Sedol, who held 18 international titles before retiring (and is only three titles behind Lee Chang-ho), played his Go match against the AI program developed by Google DeepMind back in 2016. Out of the five games in total, Sedol managed to win just one—and now he's decided to sell it amid the ongoing NFT craze.

NFTs are a type of cryptographically unique token that can be minted as one-of-a-kind or in small batches. They can be used to represent digital media such as artworks, music, and video clips; thanks to their inherent scarcity, some of these tokens have been sold for millions of dollars over the past few months.

In Sedol’s case, rather than use an NFT to represent an image or a song, he's linked it to a whole game of Go.

Game of of Go
Sedol’s Go match mid-game. Source: OpenSea

The Go player’s NFT, dubbed “Lee Sedol vs. AlphaGo, Round 4,” represents an animated step-by-step visualization of Sedol’s game against AlphaGo that ended with the AI’s resignation. The winning bid, which amounted to 60 Wrapped Ethereum, was placed by South Korean venture capitalist “Doohan_Capital.” 

Notably, the NFT also contains some “unlockable content” that only its new owner can reveal.

What was actually purchased?

One thing that has yet to be settled is what the owner of an NFT actually owns—or whether you can even “own” such metaphysical commodity as a “game of Go.” According to Nikita Soshnikov, former director of the CIS office of multinational law firm Deloitte, the purchase didn't amount to much from a legal standpoint.

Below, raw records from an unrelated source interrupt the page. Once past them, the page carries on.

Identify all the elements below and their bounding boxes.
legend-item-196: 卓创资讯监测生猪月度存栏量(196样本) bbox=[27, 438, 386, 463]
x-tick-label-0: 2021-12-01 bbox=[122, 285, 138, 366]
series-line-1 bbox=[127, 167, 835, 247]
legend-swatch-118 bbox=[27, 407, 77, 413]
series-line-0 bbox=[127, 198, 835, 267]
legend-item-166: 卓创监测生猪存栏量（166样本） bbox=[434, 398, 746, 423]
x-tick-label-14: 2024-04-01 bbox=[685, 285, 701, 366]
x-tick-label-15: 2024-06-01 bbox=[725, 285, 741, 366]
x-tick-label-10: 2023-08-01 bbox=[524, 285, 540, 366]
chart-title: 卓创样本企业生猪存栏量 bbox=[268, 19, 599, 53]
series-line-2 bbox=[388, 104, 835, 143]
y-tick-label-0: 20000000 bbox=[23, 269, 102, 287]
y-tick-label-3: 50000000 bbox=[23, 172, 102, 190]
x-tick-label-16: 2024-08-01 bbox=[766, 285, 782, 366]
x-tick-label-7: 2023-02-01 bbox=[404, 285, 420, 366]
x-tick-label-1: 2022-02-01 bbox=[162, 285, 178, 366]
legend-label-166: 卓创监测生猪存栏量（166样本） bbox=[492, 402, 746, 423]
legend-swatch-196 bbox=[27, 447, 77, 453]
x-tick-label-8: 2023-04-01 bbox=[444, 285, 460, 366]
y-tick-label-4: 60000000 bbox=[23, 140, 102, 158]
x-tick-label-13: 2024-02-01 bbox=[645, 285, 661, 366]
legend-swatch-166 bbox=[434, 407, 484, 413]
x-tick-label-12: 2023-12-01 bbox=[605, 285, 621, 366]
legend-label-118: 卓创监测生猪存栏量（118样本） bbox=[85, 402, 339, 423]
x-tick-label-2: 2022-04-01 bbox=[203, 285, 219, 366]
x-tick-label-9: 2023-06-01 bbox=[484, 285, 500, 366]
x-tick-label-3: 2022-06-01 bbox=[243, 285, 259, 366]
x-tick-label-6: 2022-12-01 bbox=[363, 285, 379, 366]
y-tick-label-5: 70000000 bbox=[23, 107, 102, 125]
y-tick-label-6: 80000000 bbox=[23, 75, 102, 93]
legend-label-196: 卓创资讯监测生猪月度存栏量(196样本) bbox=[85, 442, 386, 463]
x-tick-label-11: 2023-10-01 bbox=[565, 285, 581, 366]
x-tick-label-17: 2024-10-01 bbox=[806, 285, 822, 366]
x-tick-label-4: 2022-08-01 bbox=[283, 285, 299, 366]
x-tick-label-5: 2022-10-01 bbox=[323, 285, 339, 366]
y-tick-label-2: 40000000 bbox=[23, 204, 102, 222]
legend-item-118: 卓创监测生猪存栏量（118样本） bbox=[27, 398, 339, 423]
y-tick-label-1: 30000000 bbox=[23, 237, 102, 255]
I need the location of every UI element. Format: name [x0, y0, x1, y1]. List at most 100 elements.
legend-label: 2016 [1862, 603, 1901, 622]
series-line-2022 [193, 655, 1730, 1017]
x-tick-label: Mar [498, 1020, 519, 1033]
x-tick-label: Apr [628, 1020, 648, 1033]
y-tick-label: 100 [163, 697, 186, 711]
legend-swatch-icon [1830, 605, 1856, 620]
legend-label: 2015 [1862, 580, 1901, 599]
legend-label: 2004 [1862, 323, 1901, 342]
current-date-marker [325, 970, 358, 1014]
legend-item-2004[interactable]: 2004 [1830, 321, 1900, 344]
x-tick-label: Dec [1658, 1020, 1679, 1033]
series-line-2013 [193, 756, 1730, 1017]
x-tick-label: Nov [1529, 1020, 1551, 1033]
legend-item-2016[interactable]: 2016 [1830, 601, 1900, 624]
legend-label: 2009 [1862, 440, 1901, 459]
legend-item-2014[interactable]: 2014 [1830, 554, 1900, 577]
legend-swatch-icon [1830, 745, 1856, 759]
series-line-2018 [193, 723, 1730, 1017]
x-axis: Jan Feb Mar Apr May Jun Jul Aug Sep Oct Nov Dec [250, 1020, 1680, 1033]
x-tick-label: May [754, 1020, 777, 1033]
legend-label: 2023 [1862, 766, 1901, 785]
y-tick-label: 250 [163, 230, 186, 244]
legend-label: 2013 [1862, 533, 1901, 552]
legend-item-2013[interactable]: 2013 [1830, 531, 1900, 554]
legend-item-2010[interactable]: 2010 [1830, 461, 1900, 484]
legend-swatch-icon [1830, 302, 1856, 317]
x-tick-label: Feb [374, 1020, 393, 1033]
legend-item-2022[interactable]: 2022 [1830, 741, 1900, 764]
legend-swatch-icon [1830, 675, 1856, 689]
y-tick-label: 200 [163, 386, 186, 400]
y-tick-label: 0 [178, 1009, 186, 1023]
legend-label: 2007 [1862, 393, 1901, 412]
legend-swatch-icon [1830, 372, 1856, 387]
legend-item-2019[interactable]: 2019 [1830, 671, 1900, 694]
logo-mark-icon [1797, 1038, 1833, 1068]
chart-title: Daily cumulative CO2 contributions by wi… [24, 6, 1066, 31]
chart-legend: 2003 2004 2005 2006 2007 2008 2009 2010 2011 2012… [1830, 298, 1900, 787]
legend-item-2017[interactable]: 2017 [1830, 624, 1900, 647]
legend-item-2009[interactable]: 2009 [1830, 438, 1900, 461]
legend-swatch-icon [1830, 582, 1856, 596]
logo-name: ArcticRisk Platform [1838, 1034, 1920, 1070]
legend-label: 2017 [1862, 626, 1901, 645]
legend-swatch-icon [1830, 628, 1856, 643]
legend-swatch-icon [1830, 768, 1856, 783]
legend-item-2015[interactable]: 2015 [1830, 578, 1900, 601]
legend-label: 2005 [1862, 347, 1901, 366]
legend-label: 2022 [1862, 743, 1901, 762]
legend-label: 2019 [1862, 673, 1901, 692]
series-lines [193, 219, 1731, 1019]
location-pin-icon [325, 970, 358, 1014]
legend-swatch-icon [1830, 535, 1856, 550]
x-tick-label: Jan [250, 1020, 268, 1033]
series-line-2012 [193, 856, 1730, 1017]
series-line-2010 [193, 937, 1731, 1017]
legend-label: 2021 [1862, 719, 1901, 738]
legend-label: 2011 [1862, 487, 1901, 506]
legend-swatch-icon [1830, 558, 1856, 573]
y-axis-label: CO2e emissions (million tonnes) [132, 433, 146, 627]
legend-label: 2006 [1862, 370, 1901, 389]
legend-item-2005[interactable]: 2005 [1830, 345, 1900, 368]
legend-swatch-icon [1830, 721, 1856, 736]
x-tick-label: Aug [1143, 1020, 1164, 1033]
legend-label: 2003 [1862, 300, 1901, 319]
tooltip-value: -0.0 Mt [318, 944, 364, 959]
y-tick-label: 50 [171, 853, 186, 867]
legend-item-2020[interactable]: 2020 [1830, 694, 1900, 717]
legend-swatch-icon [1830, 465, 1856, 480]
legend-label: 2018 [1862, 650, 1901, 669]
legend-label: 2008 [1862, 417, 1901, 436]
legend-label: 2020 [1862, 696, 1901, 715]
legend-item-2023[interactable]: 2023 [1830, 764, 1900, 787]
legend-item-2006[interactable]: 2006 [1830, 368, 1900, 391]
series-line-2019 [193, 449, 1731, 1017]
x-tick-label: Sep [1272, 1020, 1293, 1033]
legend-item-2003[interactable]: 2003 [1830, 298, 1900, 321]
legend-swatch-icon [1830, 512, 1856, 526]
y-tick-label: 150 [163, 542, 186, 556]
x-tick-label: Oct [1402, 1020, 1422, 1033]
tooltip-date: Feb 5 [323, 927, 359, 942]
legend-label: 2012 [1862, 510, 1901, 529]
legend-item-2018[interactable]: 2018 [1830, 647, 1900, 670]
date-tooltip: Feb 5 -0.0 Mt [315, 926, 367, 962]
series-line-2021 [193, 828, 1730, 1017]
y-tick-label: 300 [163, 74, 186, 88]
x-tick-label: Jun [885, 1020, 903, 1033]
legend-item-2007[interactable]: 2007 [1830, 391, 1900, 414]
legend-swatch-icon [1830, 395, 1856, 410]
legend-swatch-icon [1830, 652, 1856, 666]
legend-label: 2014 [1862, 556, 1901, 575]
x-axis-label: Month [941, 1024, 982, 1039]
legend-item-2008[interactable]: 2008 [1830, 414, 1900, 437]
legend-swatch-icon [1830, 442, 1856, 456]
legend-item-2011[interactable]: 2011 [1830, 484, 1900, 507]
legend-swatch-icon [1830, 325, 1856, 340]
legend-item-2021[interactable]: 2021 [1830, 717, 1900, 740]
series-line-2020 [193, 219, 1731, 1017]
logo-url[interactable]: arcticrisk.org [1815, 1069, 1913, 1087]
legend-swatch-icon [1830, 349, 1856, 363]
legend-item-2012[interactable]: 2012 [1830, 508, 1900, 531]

Speaking to Decrypt, Soshnikov pointed out that the “game” itself—as a “competition with a certain outcome”—cannot be subject to intellectual property rights, unlike its record or a broadcast. Additionally, it’s hard to determine how exactly Sedol’s visualization was produced.

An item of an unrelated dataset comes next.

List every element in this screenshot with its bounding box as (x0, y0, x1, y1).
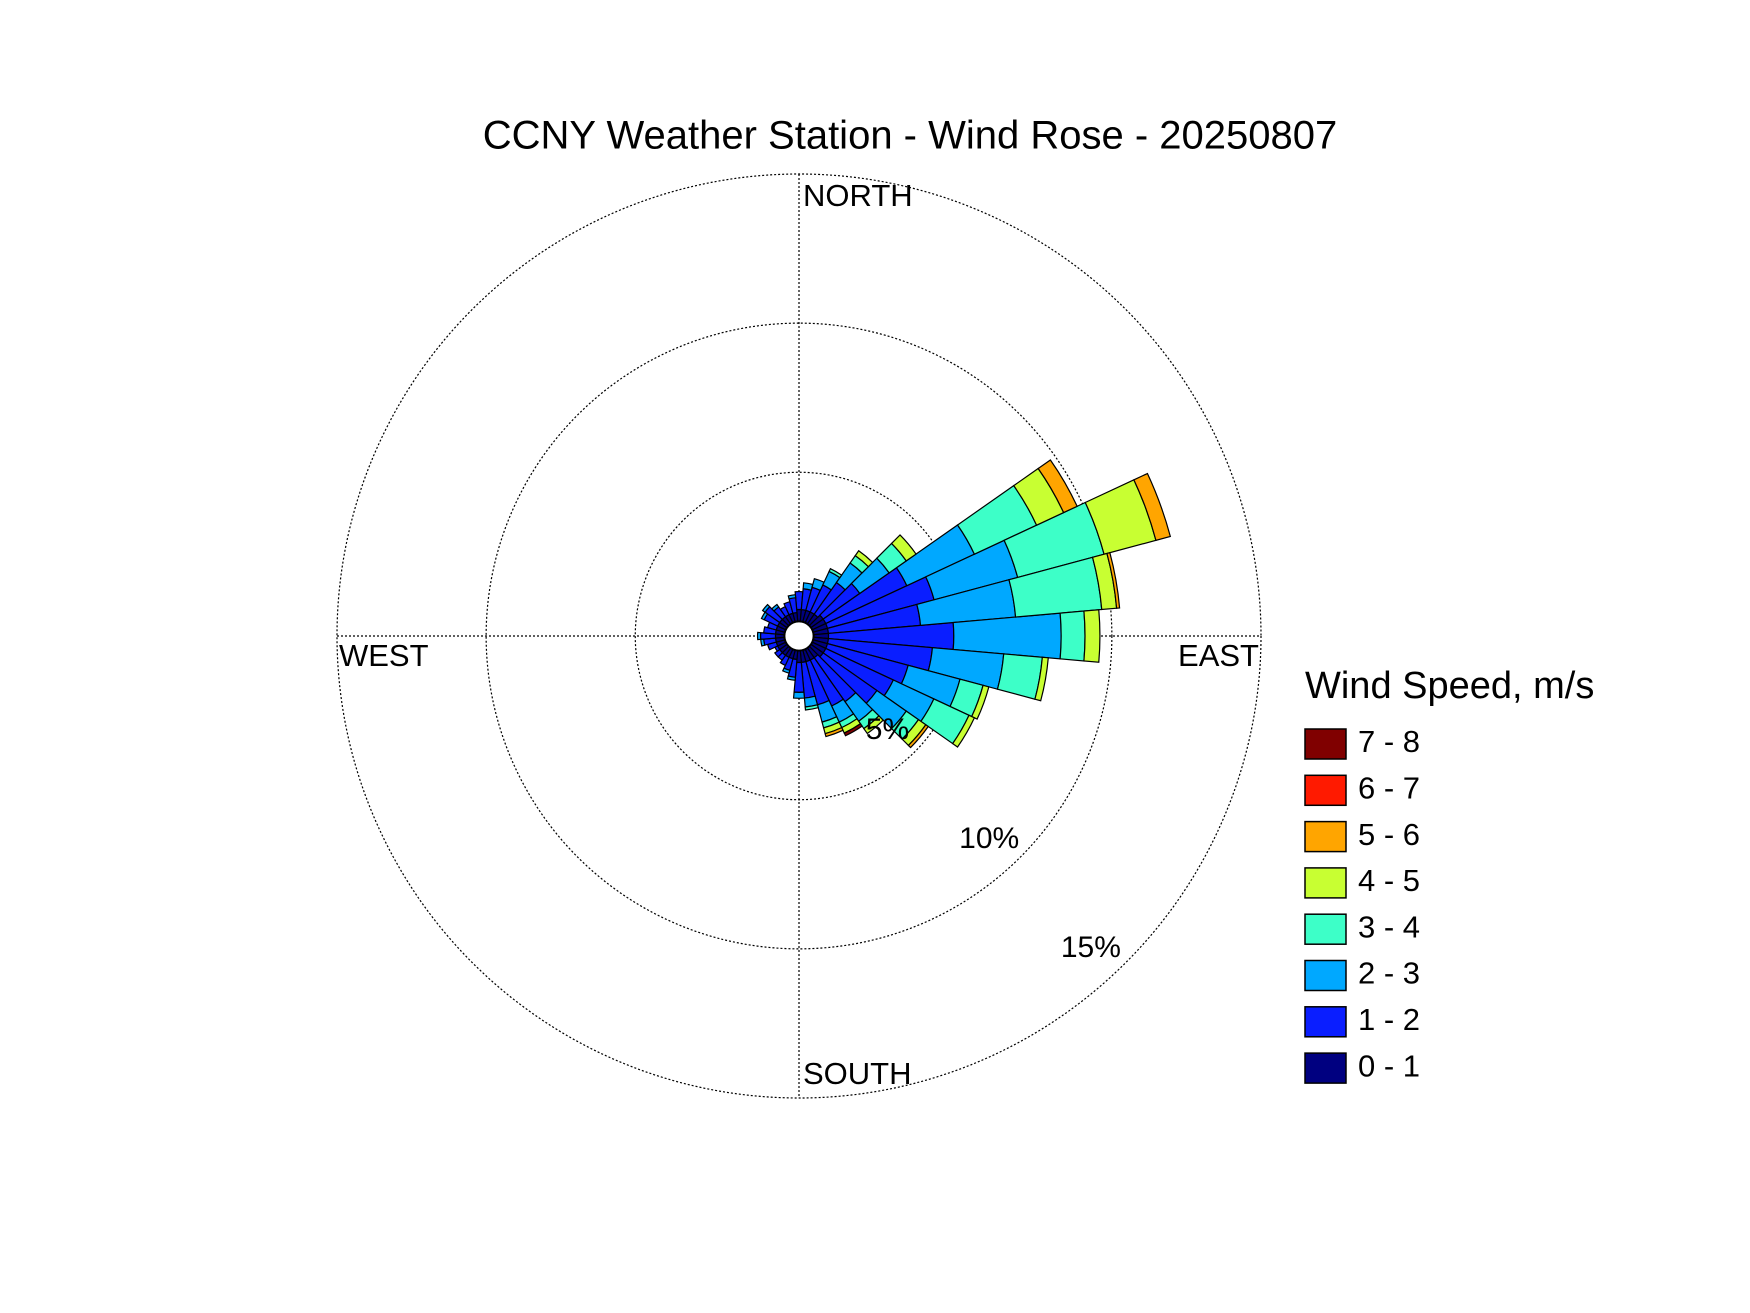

“The most important thing is that creation of an NFT does not secure any rights to the intellectual property object—or subsequent sales of the token to third parties. In my opinion, a legal document should be attached in such cases as well, which can then be assessed for validity from the applicable IP law’s standpoint,” Soshnikov told Decrypt.

A force for good nonetheless?

At the same time, while the NFT market is still new and there is “undoubtedly a lot of hot air being sold out there,” the technology itself is still capable of doing a lot of good for artists and other content creators, argued Alexandre Lores, NFT analyst at crypto analytics outfit Quantum Economics.

“Artists and creators are more and more seeing NFTs as a means of promoting their own image and work, without giving up ownership and paying 80-90% to the middle man,” Lores told Decrypt.  

For example, he pointed to NFT auctions launched by high-profile musicians such as Eminem, Kings of Leon, and supermodel Emily Ratajkowski. Not to mention that “hundreds if not thousands of other current and aspiring artists are watching or attempting their own projects on NFTs.” 

“While many of these are destined not to succeed, I don't see the broader NFT technology as a speculative bubble. It's a technology capable of changing the world over the next 5-10 years,” Lores concluded.